Jupyter
You can connect to Cube from Jupyter using the Cube SQL API. The Jupyter Notebook is a web application for creating and sharing computational documents.
Here's a short video guide on how to connect Jupyter to Cube.
Enable Cube SQL API
Don't have a Cube project yet? Learn how to get started here.
Cube Cloud
Click Deploy SQL API and then the How to connect your BI tool link on the Overview page of your Cube deployment. Navigate to the BIs and Visualization Tools tab. You should see the screen like the one below with your connection credentials:
Self-hosted Cube
You need to set the following environment variables to enable the Cube SQL API. These credentials will be required to connect to Cube from Jupyter later.
CUBEJS_PG_SQL_PORT=5432
CUBEJS_SQL_USER=myusername
CUBEJS_SQL_PASSWORD=mypassword
Connecting from Jupyter
Jupyter connects to Cube as to a Postgres database.
Make sure to install the sqlalchemy
and pandas
modules.
pip install sqlalchemy
pip install pandas
Then you can use sqlalchemy.create_engine
to connect to Cube's SQL API.
import sqlalchemy
import pandas
engine = sqlalchemy.create_engine(
sqlalchemy.engine.url.URL(
drivername="postgresql",
username="cube",
password="9943f670fd019692f58d66b64e375213",
host="thirsty-raccoon.sql.aws-eu-central-1.cubecloudapp.dev",
port="5432",
database="db@thirsty-raccoon",
),
echo_pool=True,
)
print("connecting with engine " + str(engine))
connection = engine.connect()
# ...
Querying data
Your cubes will be exposed as tables, where both your measures and dimensions are columns.

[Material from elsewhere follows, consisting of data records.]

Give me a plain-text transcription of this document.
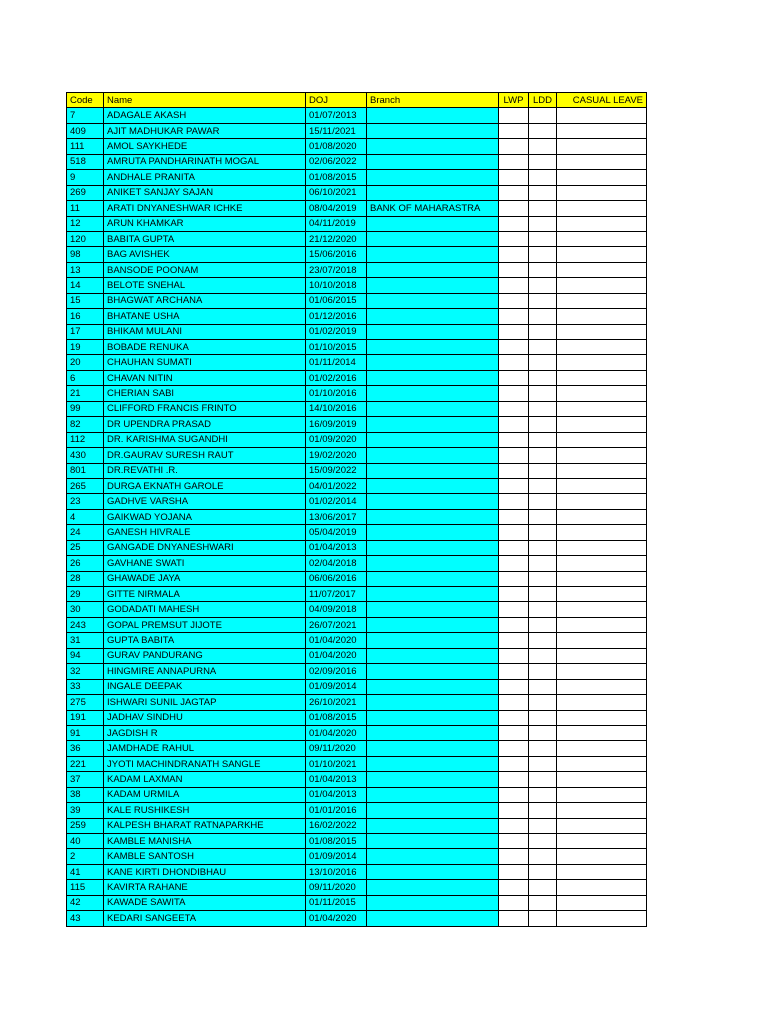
Code	Name	DOJ	Branch	LWP	LDD	CASUAL LEAVE
7	ADAGALE AKASH	01/07/2013				
409	AJIT MADHUKAR PAWAR	15/11/2021				
111	AMOL SAYKHEDE	01/08/2020				
518	AMRUTA PANDHARINATH MOGAL	02/06/2022				
9	ANDHALE PRANITA	01/08/2015				
269	ANIKET SANJAY SAJAN	06/10/2021				
11	ARATI DNYANESHWAR ICHKE	08/04/2019	BANK OF MAHARASTRA			
12	ARUN KHAMKAR	04/11/2019				
120	BABITA GUPTA	21/12/2020				
98	BAG AVISHEK	15/06/2016				
13	BANSODE POONAM	23/07/2018				
14	BELOTE SNEHAL	10/10/2018				
15	BHAGWAT ARCHANA	01/06/2015				
16	BHATANE USHA	01/12/2016				
17	BHIKAM MULANI	01/02/2019				
19	BOBADE RENUKA	01/10/2015				
20	CHAUHAN SUMATI	01/11/2014				
6	CHAVAN NITIN	01/02/2016				
21	CHERIAN SABI	01/10/2016				
99	CLIFFORD FRANCIS FRINTO	14/10/2016				
82	DR UPENDRA PRASAD	16/09/2019				
112	DR. KARISHMA SUGANDHI	01/09/2020				
430	DR.GAURAV SURESH RAUT	19/02/2020				
801	DR.REVATHI .R.	15/09/2022				
265	DURGA EKNATH GAROLE	04/01/2022				
23	GADHVE VARSHA	01/02/2014				
4	GAIKWAD YOJANA	13/06/2017				
24	GANESH HIVRALE	05/04/2019				
25	GANGADE DNYANESHWARI	01/04/2013				
26	GAVHANE SWATI	02/04/2018				
28	GHAWADE JAYA	06/06/2016				
29	GITTE NIRMALA	11/07/2017				
30	GODADATI MAHESH	04/09/2018				
243	GOPAL PREMSUT JIJOTE	26/07/2021				
31	GUPTA BABITA	01/04/2020				
94	GURAV PANDURANG	01/04/2020				
32	HINGMIRE ANNAPURNA	02/09/2016				
33	INGALE DEEPAK	01/09/2014				
275	ISHWARI SUNIL JAGTAP	26/10/2021				
191	JADHAV SINDHU	01/08/2015				
91	JAGDISH R	01/04/2020				
36	JAMDHADE RAHUL	09/11/2020				
221	JYOTI MACHINDRANATH SANGLE	01/10/2021				
37	KADAM LAXMAN	01/04/2013				
38	KADAM URMILA	01/04/2013				
39	KALE RUSHIKESH	01/01/2016				
259	KALPESH BHARAT RATNAPARKHE	16/02/2022				
40	KAMBLE MANISHA	01/08/2015				
2	KAMBLE SANTOSH	01/09/2014				
41	KANE KIRTI DHONDIBHAU	13/10/2016				
115	KAVIRTA RAHANE	09/11/2020				
42	KAWADE SAWITA	01/11/2015				
43	KEDARI SANGEETA	01/04/2020				
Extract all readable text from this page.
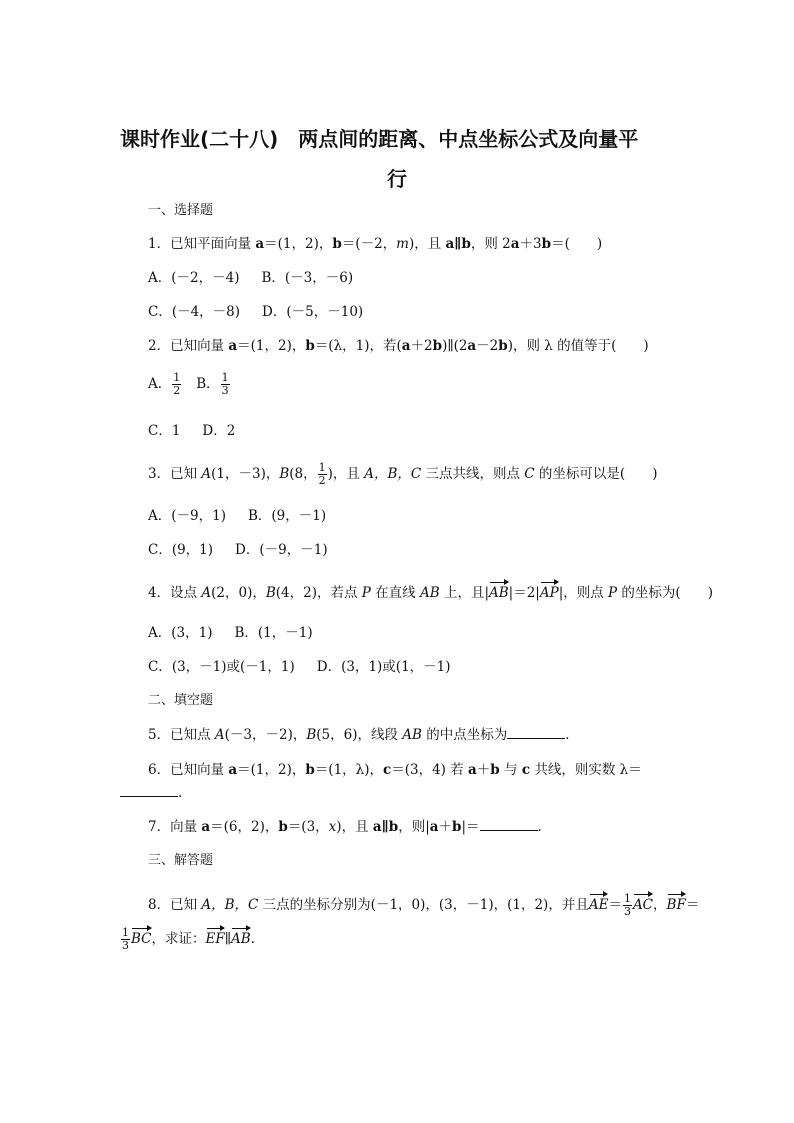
课时作业(二十八)　两点间的距离、中点坐标公式及向量平
行
一、选择题
1．已知平面向量 a＝(1，2)，b＝(－2，m)，且 a∥b，则 2a＋3b＝(　　)
A．(－2，－4) B．(－3，－6)
C．(－4，－8) D．(－5，－10)
2．已知向量 a＝(1，2)，b＝(λ，1)，若(a＋2b)∥(2a－2b)，则 λ 的值等于(　　)
A． $\frac{1}{2}$ B． $\frac{1}{3}$
C．1 D．2
3．已知 A(1，－3)，B(8， $\frac{1}{2}$ )，且 A，B，C 三点共线，则点 C 的坐标可以是(　　)
A．(－9，1) B．(9，－1)
C．(9，1) D．(－9，－1)
4．设点 A(2，0)，B(4，2)，若点 P 在直线 AB 上，且|AB|＝2|AP|，则点 P 的坐标为(　　)
A．(3，1) B．(1，－1)
C．(3，－1)或(－1，1) D．(3，1)或(1，－1)
二、填空题
5．已知点 A(－3，－2)，B(5，6)，线段 AB 的中点坐标为	．
6．已知向量 a＝(1，2)，b＝(1，λ)，c＝(3，4) 若 a＋b 与 c 共线，则实数 λ＝
．
7．向量 a＝(6，2)，b＝(3，x)，且 a∥b，则|a＋b|＝	．
三、解答题
8．已知 A，B，C 三点的坐标分别为(－1，0)，(3，－1)，(1，2)，并且$AE= \frac{1}{3}$ AC，BF＝
$\frac{1}{3}$ BC，求证：EF∥AB.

You can write SQL in Jupyter that will be executed in Cube. Learn more about Cube SQL syntax on the reference page.
# ...
query = "SELECT SUM(count), status FROM orders GROUP BY status;"
df = pandas.read_sql_query(query, connection)
In your Jupyter notebook it'll look like this.
You can also create a visualization of the executed SQL query.